Małgorzata Peszyńska (born August 28, 1962) is a Polish and American applied mathematician specializing in the mathematical modeling and computational solution of flows through porous media and their geological applications, including the effects of global warming on methane locked in permafrost. She is a professor of mathematics at Oregon State University.

==Education and career==
Peszyńska is originally from Warsaw, and holds dual US and Polish citizenship. After attending a special high school program for students talented in mathematics, she earned a master's degree at the Warsaw University of Technology in 1986, studying a combination of mathematical logic and theoretical computer science. She became a researcher for the Systems Research Institute of the Polish Academy of Sciences while working towards a Ph.D. at the University of Augsburg in Germany, where her interests turned to applied mathematics. She completed the Ph.D. in 1992. Her doctoral dissertation, Flow through Fissured Media: Mathematical Analysis and Numerical Approach, was supervised by Karl-Heinz Hoffmann.

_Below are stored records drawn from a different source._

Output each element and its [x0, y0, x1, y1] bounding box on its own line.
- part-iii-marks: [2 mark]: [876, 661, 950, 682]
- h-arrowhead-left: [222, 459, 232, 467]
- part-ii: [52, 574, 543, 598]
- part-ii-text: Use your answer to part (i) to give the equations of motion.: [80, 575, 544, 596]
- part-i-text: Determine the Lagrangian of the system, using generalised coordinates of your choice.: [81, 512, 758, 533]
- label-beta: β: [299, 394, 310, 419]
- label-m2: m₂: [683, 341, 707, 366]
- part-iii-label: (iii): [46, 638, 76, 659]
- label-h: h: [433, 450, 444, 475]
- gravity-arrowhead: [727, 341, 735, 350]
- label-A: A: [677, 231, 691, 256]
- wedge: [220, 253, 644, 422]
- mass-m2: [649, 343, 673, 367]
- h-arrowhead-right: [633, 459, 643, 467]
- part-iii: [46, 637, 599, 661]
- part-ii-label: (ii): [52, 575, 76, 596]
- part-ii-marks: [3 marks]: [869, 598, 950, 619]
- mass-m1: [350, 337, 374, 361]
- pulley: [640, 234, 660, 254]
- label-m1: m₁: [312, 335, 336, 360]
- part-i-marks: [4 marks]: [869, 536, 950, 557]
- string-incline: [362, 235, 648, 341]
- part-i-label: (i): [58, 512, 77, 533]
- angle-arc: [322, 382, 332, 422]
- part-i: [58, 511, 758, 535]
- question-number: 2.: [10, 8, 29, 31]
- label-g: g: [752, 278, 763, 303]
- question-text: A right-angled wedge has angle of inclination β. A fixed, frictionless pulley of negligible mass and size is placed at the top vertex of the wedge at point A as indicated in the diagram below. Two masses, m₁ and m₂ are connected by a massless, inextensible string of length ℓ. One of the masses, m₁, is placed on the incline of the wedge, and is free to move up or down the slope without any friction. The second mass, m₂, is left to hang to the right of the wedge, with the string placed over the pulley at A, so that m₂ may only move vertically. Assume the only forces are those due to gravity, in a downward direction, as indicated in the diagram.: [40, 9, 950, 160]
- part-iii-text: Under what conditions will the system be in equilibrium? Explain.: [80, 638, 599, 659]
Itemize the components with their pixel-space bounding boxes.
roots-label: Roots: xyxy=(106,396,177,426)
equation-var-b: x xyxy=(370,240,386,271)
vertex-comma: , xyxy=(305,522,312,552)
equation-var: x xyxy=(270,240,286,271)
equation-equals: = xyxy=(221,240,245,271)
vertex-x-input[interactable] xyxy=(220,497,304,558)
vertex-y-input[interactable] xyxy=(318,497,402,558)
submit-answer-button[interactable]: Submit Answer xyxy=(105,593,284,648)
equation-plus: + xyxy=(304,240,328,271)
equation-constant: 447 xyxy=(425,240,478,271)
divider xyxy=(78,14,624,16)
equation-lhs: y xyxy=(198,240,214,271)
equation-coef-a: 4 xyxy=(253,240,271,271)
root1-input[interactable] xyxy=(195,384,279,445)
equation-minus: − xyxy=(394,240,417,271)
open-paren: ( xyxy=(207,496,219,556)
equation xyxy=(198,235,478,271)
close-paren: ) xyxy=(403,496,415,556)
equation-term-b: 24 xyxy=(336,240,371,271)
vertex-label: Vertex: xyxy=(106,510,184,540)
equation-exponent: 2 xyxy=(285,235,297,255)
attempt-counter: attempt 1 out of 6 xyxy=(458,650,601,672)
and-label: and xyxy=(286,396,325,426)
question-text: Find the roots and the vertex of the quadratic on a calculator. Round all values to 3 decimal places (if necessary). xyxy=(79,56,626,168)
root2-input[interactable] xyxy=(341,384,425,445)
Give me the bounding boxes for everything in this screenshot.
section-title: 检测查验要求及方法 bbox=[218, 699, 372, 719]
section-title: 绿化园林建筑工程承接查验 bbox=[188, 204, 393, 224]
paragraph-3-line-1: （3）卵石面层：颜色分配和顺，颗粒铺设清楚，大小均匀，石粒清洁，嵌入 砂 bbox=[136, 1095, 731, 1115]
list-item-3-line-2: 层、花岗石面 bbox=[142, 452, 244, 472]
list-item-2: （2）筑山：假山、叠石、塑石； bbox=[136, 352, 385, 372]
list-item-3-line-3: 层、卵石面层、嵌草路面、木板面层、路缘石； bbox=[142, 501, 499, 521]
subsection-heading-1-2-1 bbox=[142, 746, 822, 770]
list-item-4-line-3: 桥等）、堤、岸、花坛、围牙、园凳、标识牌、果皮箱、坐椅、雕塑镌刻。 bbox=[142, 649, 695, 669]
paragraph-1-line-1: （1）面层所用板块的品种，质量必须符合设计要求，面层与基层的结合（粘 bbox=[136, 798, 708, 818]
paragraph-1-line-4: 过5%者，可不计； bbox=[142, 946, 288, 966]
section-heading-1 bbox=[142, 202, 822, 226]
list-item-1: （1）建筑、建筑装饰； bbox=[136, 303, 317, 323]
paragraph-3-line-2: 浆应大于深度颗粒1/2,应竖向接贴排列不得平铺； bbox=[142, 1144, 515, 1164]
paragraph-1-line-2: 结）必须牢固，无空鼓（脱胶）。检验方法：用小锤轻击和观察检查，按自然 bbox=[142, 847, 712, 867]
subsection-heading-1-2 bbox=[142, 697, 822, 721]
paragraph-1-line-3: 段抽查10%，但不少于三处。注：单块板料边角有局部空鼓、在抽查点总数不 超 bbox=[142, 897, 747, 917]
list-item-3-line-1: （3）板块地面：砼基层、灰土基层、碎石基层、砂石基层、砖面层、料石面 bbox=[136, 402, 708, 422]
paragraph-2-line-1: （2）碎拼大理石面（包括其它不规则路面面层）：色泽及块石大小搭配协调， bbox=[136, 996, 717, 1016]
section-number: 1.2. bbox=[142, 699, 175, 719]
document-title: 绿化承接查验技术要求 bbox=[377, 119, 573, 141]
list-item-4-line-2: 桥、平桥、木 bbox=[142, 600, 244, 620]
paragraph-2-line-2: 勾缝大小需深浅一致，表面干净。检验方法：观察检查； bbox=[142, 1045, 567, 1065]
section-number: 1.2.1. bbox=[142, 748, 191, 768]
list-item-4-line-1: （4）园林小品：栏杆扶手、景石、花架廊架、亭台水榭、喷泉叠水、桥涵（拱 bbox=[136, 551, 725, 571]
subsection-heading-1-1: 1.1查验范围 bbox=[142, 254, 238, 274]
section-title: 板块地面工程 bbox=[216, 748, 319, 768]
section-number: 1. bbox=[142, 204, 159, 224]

Keeping her research position at the Polish Academy of Sciences, she returned to the Warsaw University of Technology as an assistant professor in 1993. She visited Purdue University in the US in 1993–1995, and in 1995 moved to the US as a lecturer at the University of Texas at Austin, becoming a researcher at the university's Center for Subsurface Modeling in the Institute for Computational Engineering and Sciences in 1998. She took her present position at Oregon State University in 2003, beginning as an assistant professor, and was promoted to associate professor in 2006 and full professor in 2012. She began working as a program director at the National Science Foundation in 2019.

While at Oregon State, she returned to Poland in 2009–2010 as a Fulbright Scholar at the University of Warsaw, and completed a habilitation through the Warsaw University of Technology in 2011.

==Recognition==
In 2020, Peszyńska was named a Fellow of the American Association for the Advancement of Science, "for outstanding contributions to multidisciplinary mathematical and computational modeling of flow and transport in porous media". She is the 2021 recipient of the SIAM Activity Group on Geosciences Career Prize.